Radiation therapy: Radiation therapy is to use X-rays or radioactive substances to destroy cancer cells. It may be used alone or in combination with other treatments. It can be used before another treatment to reduce the size of a tumor (for example to make surgery feasible) or after another treatment to kill any remaining cancer cells.
Sometimes radiation therapy can be used to relieve the discomfort that a patient might have.

Chemotherapy: Cytotoxic chemotherapy is to use drugs designed to slow or stop the growth of rapidly dividing cancer cells in the body. Melanoma does not respond well to chemotherapy. Only up to one in five patients would respond to chemotherapy but no improved survival.
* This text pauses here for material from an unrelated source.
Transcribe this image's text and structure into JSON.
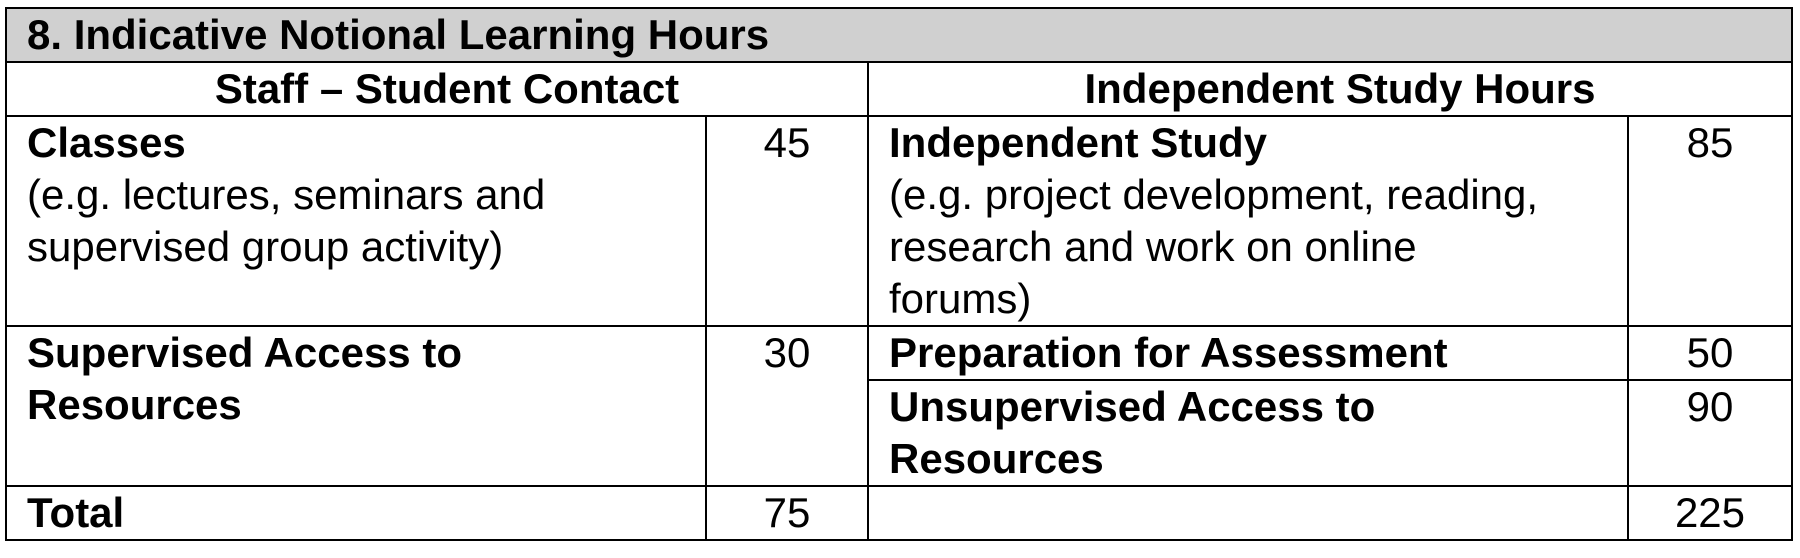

Immunotherapy: Melanoma is one of the few tumors types that can be eliminated by a strong immune system. Immunotherapy works by stimulating the patient’s own immune system to attack cancer cells. This can be accomplished by either helping the immune system to recognize the tumor, or by taking away the inhibitory signals that prevent the immune system from attacking the tumor. In the past several years, significant advances has been made and several classes of immunotherapy drugs were approved to treat advanced melanoma, including checkpoint inhibitors (inhibit brakes of the immune system) such as ipilimumab (anti-CTLA4), pembrolizumab and nivolumab (anti-PD1), and talimogene laherparepvec (T-VEC, a genetically engineered herpes simplex virus that can specifically kill the tumor cells and activate the immune system). Sustained control of the tumor growth and prolonged patient survival has been observed with these immunotherapy agents. Many other drugs that modulate the immune system are in clinical testing (clinical trials) to treat melanoma and other types of cancer. One common side effect of immunotherapy is autoimmunity against the patient’s normal organs, such as the thyroid, pituitary glands, skin, guts, lungs, etc., therefore, close monitoring of the patients while on treatment is very important.
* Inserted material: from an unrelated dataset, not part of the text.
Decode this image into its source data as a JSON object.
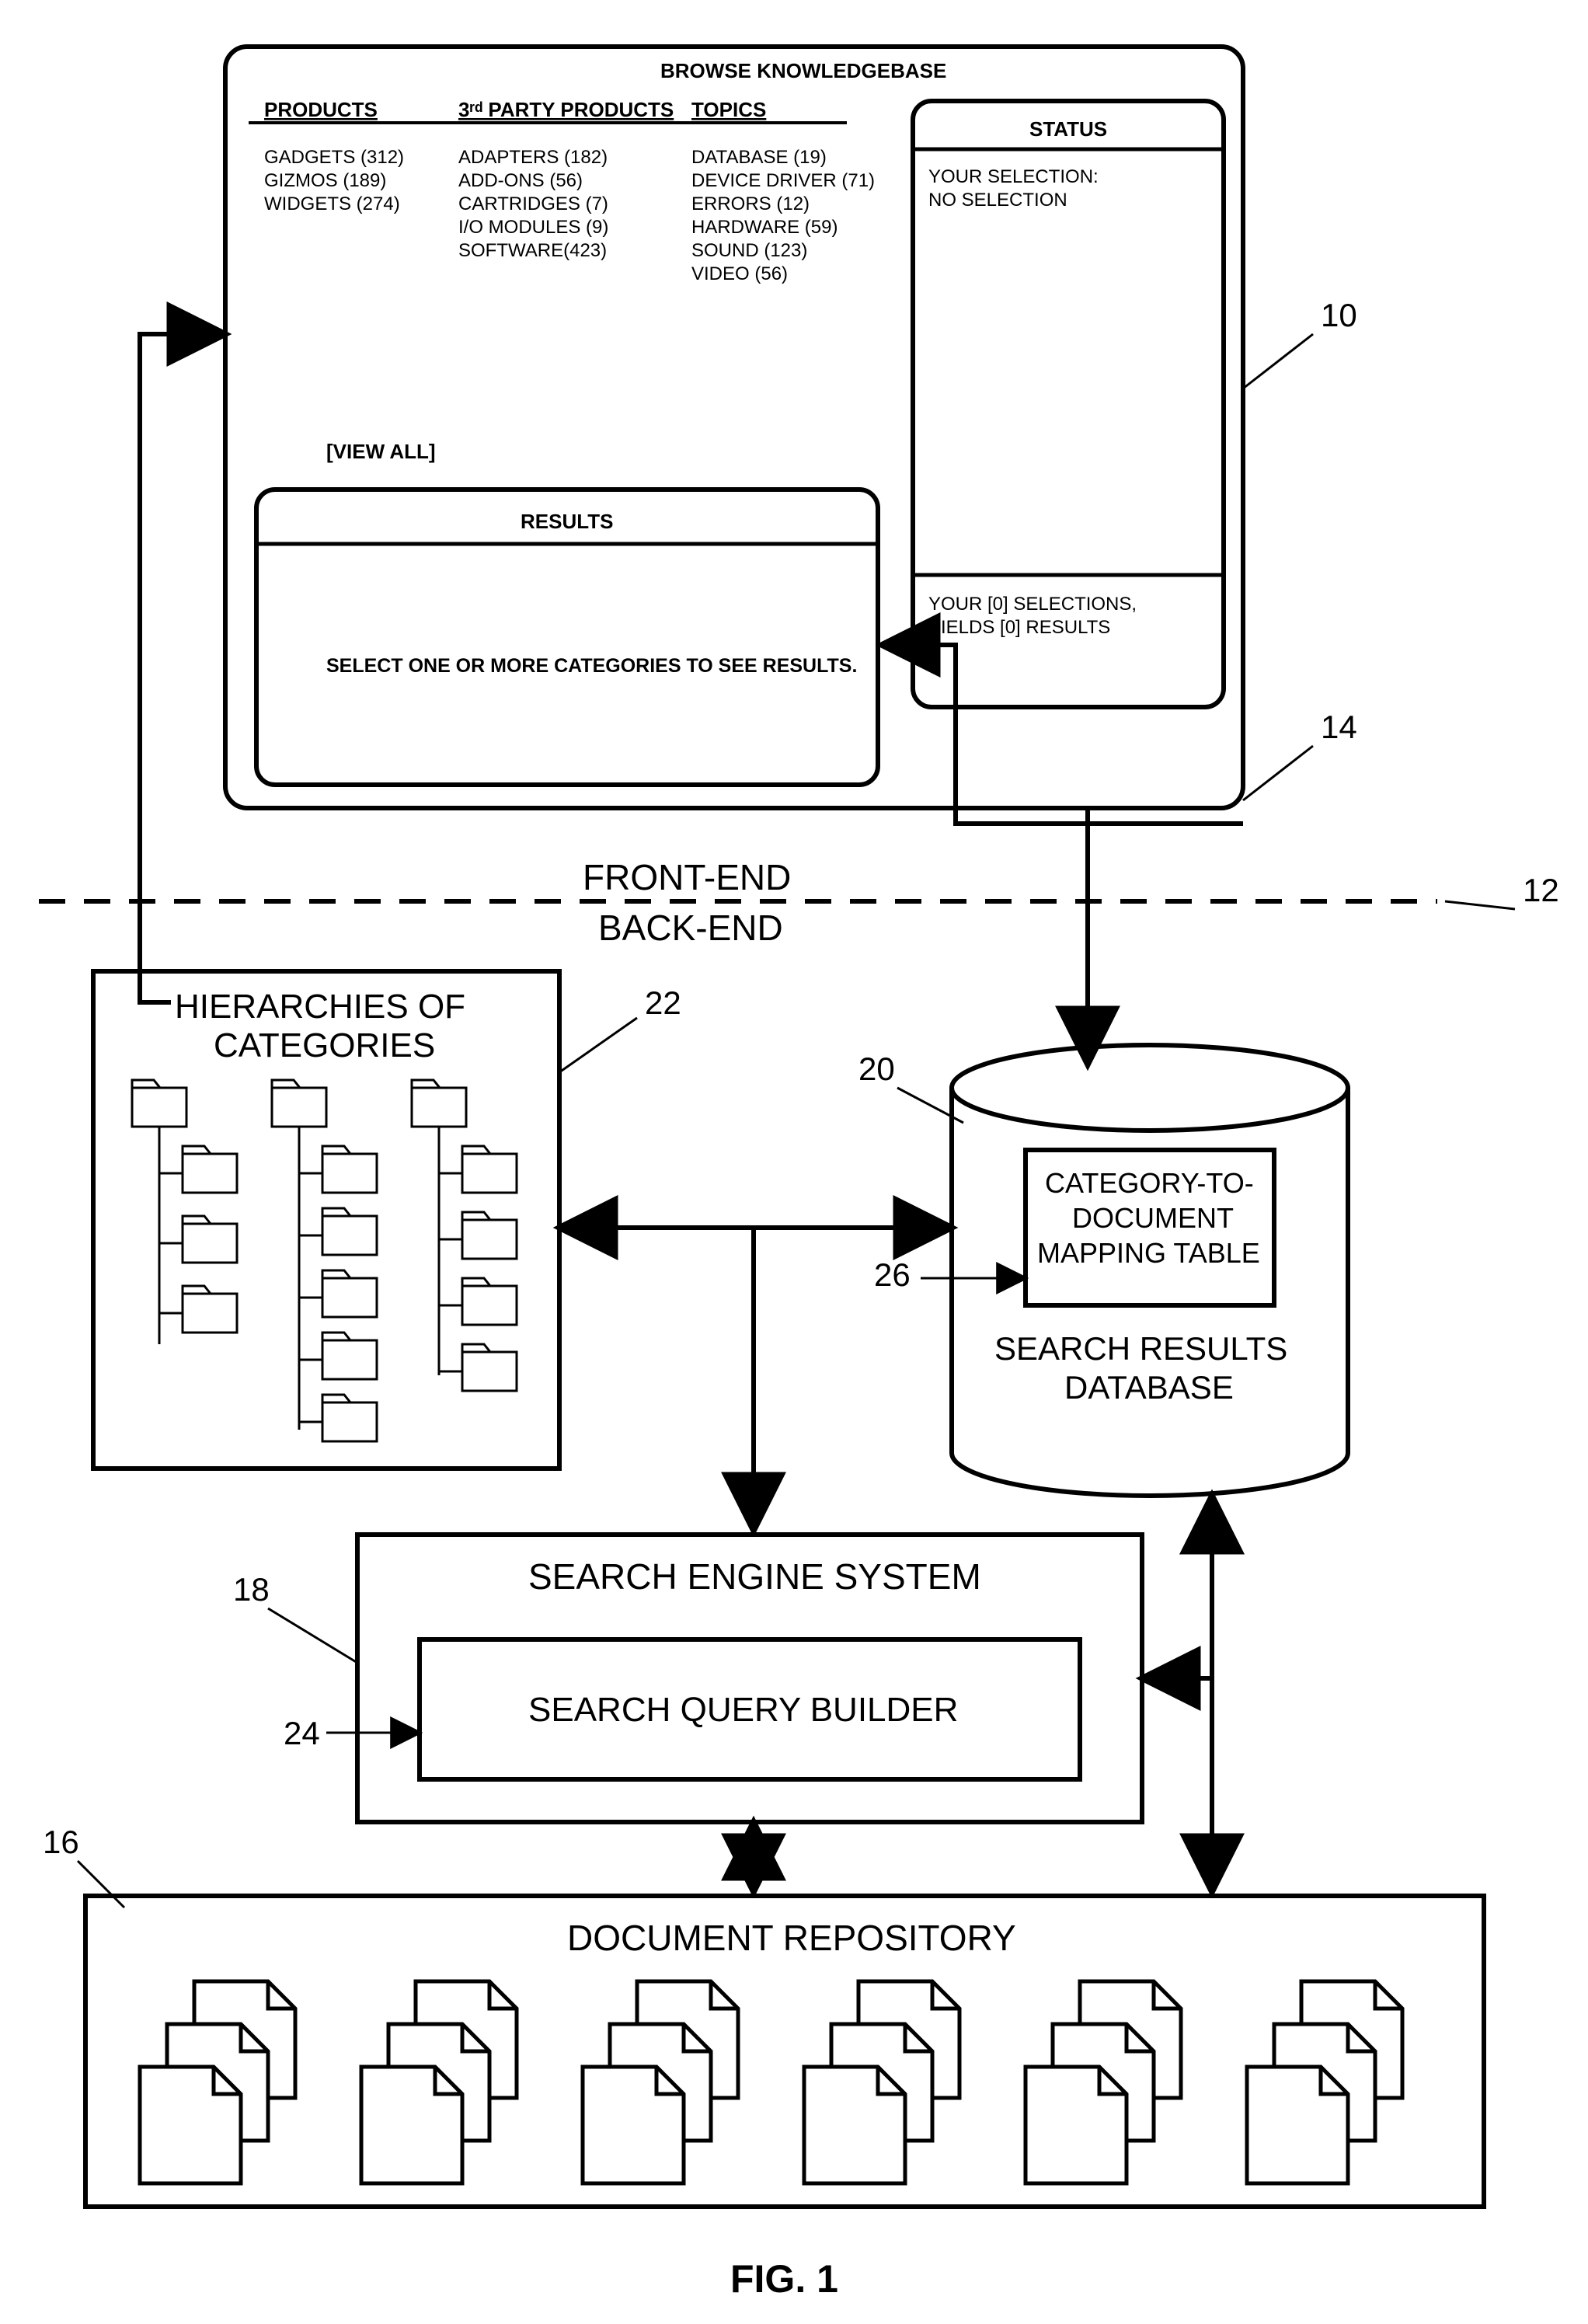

Targeted therapy: Genetic mutations are common in melanoma. Some of these gene mutations are key contributors to make a melanoma cell cancerous, and we have drugs that can target these mutations. For example, for patients whose tumor has BRAF gene mutation (approximately 50% of cutaneous melanoma), BRAF inhibitors vemurafenib and dabrafenib can block the growth and spread of cancer by preventing cancer cells from dividing or destroying them directly. Majority of patients with BRAF mutation positive melanoma would benefit from this treatment; however, the cancer can become resistant to this therapy quickly. In addition, patients receiving BRAF inhibitor treatment can develop another form of skin cancer called cutaneous squamous cell carcinoma. Fortunately his type of skin cancer rarely spreads to other parts of the body and can be treated with surgical resection. Combining BRAF inhibitors with another targeted therapy call MEK inhibitors (trametinib or cobimetinib) can help eliminate this side effect of cutaneous squamous cell carcinoma, and further control the tumor growth and spread.
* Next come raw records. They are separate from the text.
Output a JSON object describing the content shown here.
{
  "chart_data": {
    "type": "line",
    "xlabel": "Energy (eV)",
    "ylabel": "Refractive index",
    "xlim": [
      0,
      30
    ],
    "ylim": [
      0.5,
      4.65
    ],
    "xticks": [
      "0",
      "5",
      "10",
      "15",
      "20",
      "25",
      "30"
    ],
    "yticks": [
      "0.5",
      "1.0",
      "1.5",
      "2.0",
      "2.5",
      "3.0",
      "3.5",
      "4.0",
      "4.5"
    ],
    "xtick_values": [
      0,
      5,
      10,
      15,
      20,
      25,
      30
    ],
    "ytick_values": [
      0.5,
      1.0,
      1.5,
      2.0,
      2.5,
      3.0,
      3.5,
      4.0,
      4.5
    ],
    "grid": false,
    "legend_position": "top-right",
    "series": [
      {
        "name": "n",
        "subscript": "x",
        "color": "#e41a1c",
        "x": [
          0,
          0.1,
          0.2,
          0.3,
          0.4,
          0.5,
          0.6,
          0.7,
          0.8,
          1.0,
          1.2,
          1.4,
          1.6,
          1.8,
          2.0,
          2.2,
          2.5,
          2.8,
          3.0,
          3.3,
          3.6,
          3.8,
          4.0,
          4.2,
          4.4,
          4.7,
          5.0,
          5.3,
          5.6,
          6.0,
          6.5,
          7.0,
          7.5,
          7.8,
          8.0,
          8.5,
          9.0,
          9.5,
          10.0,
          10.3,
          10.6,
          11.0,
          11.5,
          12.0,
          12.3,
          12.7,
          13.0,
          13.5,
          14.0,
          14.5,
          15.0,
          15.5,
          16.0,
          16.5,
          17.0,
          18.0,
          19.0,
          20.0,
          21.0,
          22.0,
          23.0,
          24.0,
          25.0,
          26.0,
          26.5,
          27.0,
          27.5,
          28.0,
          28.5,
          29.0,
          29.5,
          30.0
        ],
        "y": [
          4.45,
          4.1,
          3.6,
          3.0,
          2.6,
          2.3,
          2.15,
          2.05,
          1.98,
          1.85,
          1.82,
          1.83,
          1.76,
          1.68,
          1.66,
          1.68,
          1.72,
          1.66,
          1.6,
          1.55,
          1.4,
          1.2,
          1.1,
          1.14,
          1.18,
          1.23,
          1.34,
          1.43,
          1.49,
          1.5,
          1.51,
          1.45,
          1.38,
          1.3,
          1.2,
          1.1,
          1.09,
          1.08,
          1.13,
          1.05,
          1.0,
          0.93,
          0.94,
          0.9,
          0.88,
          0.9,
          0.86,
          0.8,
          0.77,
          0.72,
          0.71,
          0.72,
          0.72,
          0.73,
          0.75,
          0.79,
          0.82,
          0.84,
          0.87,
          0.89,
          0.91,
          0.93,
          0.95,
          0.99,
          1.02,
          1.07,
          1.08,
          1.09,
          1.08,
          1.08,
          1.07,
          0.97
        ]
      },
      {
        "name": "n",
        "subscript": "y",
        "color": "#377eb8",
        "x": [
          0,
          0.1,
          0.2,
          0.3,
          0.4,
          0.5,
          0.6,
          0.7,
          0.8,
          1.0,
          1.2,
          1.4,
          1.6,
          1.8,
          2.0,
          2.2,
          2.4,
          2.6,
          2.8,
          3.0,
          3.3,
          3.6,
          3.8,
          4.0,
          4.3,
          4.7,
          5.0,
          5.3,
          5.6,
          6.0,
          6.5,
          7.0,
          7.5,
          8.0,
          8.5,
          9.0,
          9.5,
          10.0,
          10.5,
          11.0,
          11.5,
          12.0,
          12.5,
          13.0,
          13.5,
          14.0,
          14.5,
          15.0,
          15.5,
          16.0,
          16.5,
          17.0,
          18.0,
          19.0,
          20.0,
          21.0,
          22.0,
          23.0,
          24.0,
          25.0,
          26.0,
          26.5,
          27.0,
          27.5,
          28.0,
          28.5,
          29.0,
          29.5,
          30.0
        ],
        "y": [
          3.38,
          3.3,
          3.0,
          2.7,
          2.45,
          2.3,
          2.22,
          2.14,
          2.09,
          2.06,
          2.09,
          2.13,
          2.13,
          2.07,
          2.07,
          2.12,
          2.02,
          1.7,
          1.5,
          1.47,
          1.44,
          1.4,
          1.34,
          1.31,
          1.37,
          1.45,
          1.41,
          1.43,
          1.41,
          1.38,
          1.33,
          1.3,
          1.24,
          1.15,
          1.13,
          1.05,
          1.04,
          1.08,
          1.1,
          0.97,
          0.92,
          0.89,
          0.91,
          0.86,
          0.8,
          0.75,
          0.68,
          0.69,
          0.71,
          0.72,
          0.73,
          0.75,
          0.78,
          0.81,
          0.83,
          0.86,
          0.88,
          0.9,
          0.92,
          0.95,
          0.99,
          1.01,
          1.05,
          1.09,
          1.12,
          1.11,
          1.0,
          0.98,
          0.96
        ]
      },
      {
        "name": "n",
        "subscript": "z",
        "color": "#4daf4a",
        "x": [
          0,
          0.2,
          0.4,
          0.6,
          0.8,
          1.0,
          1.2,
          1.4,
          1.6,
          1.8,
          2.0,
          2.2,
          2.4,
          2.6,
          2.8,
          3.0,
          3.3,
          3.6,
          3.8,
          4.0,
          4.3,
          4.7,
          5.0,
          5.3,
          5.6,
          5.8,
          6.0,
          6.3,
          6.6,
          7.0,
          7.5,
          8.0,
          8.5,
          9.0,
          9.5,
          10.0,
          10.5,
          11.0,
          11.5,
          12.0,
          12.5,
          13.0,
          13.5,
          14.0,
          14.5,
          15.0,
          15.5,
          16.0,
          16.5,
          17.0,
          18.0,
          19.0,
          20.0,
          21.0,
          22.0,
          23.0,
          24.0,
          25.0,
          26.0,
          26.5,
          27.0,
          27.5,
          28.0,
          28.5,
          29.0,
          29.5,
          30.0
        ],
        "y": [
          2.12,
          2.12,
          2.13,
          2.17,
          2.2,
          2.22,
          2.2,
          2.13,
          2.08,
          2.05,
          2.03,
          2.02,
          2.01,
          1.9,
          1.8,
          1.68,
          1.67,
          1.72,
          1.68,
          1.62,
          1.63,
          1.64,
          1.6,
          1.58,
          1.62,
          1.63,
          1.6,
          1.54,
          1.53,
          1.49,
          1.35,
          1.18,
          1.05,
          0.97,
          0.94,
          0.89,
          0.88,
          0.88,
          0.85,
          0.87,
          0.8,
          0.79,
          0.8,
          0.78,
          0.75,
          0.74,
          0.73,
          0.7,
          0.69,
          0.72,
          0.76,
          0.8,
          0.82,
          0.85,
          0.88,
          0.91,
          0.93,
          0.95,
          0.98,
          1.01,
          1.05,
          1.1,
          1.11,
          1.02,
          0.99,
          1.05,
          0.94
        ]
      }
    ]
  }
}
The optimal treatment of melanoma in each individual patient depends on many factors including the cancer stage, the subtype of cancer, BRAF mutation status, the location of cancer, patient’s age, patient’s general health status, and patient’s preferences. Surgery and radiation therapy are types of local treatment because the goal of these therapies (in stage 0-III) is to remove the tumor and prevent the tumor from recurring. Systemic treatment such as immunotherapy, targeted therapy and rarely chemotherapy, are medicine that goes throughout the body to try to kill any cancer cells that have spread from the original site. For patients whose cancer has not spread to distant sites but do have high risk factors for cancer recurrence, such as positive lymph nodes or surgical margins, or deep tumors, adjuvant treatment can help eliminate the residual tumor cells after surgery is completed. The FDA approved drugs that can be used in this situation for melanoma are interferon and ipilimumab (anti-CTLA4).